The deal will result in the formation of the largest gaming company in the
United States.
The New Jersey commission’s approval, in a 2-0 vote, came after more than 11 hours of testimony and deliberations over three days.
“I found their testimony to be forthright in my view,” Commission Chairman James Plousis said in deliberations leading up to the vote. “The petitioners have been honest about the challenges that lie ahead. They have made commitments to restore the proud history of the properties they would acquire, and they’ve acknowledged the
importance of Atlantic City to their success.”
Commissioner Alisa Cooper said she was moved by Eldorado officials’ statements that they believe in the Atlantic City market.
“Anyone on any company that believes in Atlantic City gets my attention,” she said. “It’s believing, it’s creating, it’s initiating, it’s developing, it’s putting everything together. I truly believe that Eldorado should be given the opportunity to be a part of the Atlantic City gaming industry. I look forward to their success.”
Announced over a year ago, in June, the deal required approval from shareholders, the Federal
Trade Commission and regulatory bodies from the 16 states, including Nevada, in which the merged company will operate in order for it to close.
Company officials haven’t addressed the media about what happens next and when.
Two petitions rejected
During Thursday’s session, commissioners received a petition from Hard Rock Atlantic City and Ocean Casino Resort seeking to intervene with their own testimony on the deal. Late Thursday, commissioners rejected the petitions.

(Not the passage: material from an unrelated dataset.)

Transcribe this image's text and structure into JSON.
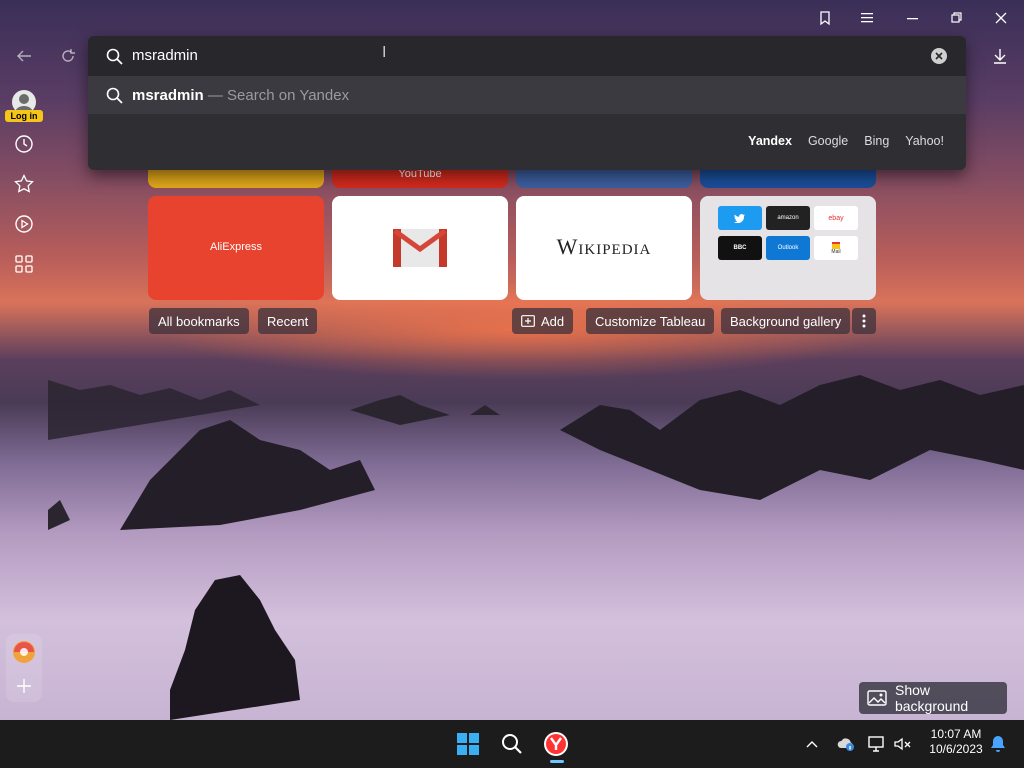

In Thursday’s testimony, commissioners questioned two economists about whether the deal would give the new company a competitive advantage because of the concentration of casinos in Atlantic City.
Eldorado already operated the Tropicana Atlantic City, and with the acquisition, it will add Caesars Atlantic City and Harrah’s Resort at Atlantic City when the deal closes. Caesars already announced in April that it had planned to sell Bally’s Atlantic City to Twin Rivers Holdings LLC of Rhode Island for $25 million.

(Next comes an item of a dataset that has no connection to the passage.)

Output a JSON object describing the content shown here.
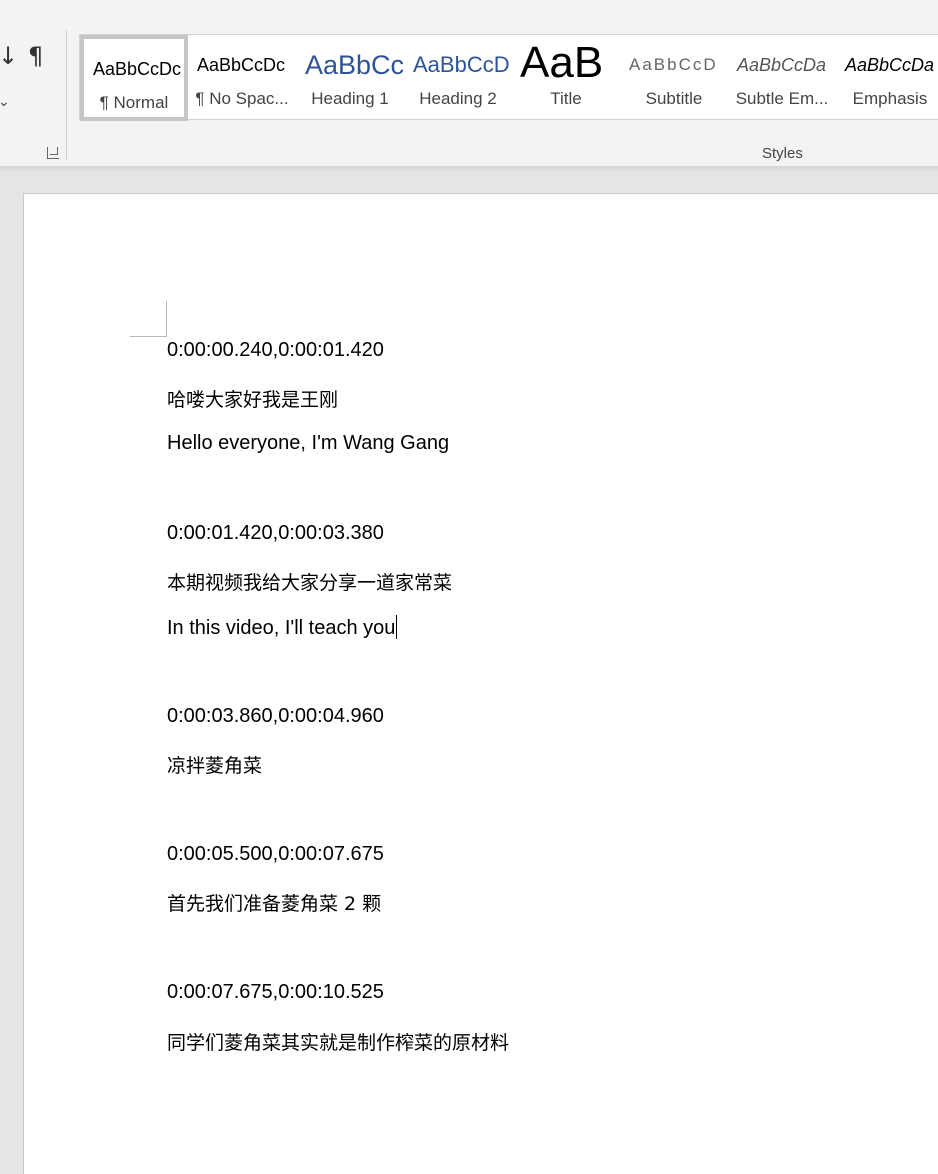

Among the 40 conditions New Jersey regulators are requiring of Eldorado are $400 million in investments over three years. It also will be required to put $125 million into a trust account if the Bally’s deal fails to close on time. The company must assure no property closures for five years after the deal closes.
What’s next?
The real work begins after the deal closes, said Las Vegas-based Brendan Bussmann.

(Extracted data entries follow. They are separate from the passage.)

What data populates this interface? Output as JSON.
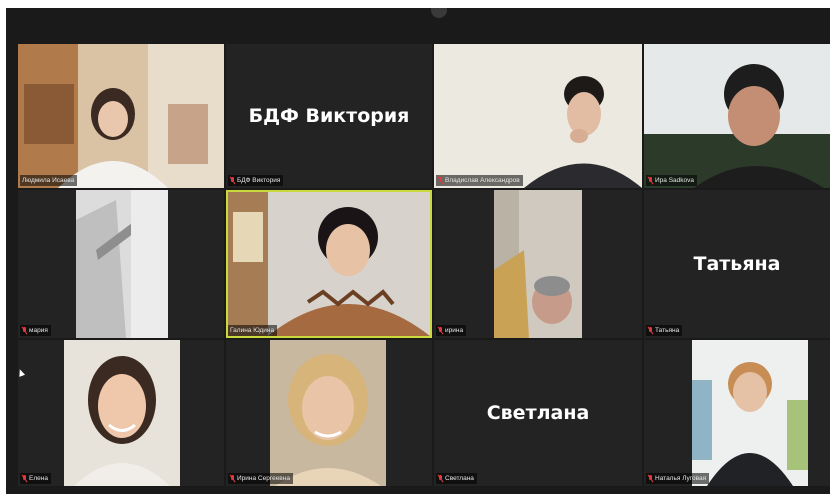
{
  "participants": [
    {
      "id": 1,
      "label": "Людмила Исаева",
      "mic_muted": false
    },
    {
      "id": 2,
      "label": "БДФ Виктория",
      "display_name": "БДФ Виктория",
      "mic_muted": true
    },
    {
      "id": 3,
      "label": "Владислав Александров",
      "mic_muted": true
    },
    {
      "id": 4,
      "label": "Ира Sadkova",
      "mic_muted": true
    },
    {
      "id": 5,
      "label": "мария",
      "mic_muted": true
    },
    {
      "id": 6,
      "label": "Галина Юдина",
      "mic_muted": false,
      "active_speaker": true
    },
    {
      "id": 7,
      "label": "ирина",
      "mic_muted": true
    },
    {
      "id": 8,
      "label": "Татьяна",
      "display_name": "Татьяна",
      "mic_muted": true
    },
    {
      "id": 9,
      "label": "Елена",
      "mic_muted": true
    },
    {
      "id": 10,
      "label": "Ирина Сергеевна",
      "mic_muted": true
    },
    {
      "id": 11,
      "label": "Светлана",
      "display_name": "Светлана",
      "mic_muted": true
    },
    {
      "id": 12,
      "label": "Наталья Луговая",
      "mic_muted": true
    }
  ],
  "colors": {
    "background": "#1a1a1a",
    "tile": "#232323",
    "active_speaker_border": "#c9d83a",
    "muted_mic": "#e23b3b"
  },
  "icons": [
    "mic-muted-icon",
    "mouse-pointer-icon"
  ]
}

“Shareholders need to get together one more time to ratify everything,” said Bussmann, director of government affairs for Global Market Advisors LLC. “Now you have to start merging these two organizations into one from a systems standpoint and from an operations standpoint. While it’s been a long journey to get to the point we’re at today, delayed
because of COVID, things can move in a forward direction.”
Eldorado’s way of doing things will be different from Caesars’. While Eldorado has emphasized to regulators across the country that it prefers to give its local managers authority to make decisions based on their own market, Caesars was more centralized, with many big decisions emanating from Las Vegas.
Reno’s Carano family has enjoyed success, and members of the family will continue to fill the major executive roles of the corporation.
The new company will be called Caesars Entertainment, and the public company stock will be traded using the CZR ticker symbol on the Nasdaq exchange. The new Caesars also will keep many of the traditional Caesars brands and use them as needed across the country.
Eldorado also will take hold of the Caesars Rewards loyalty program and integrate existing Eldorado customers into it quickly.
On Friday, Eldorado shares were down $2.77, or 6.8 percent, in trading on the Nasdaq that was more than twice the daily average volume. After hours, the issue perked up 25 cents, 0.7 percent, to end at $38.25 a share.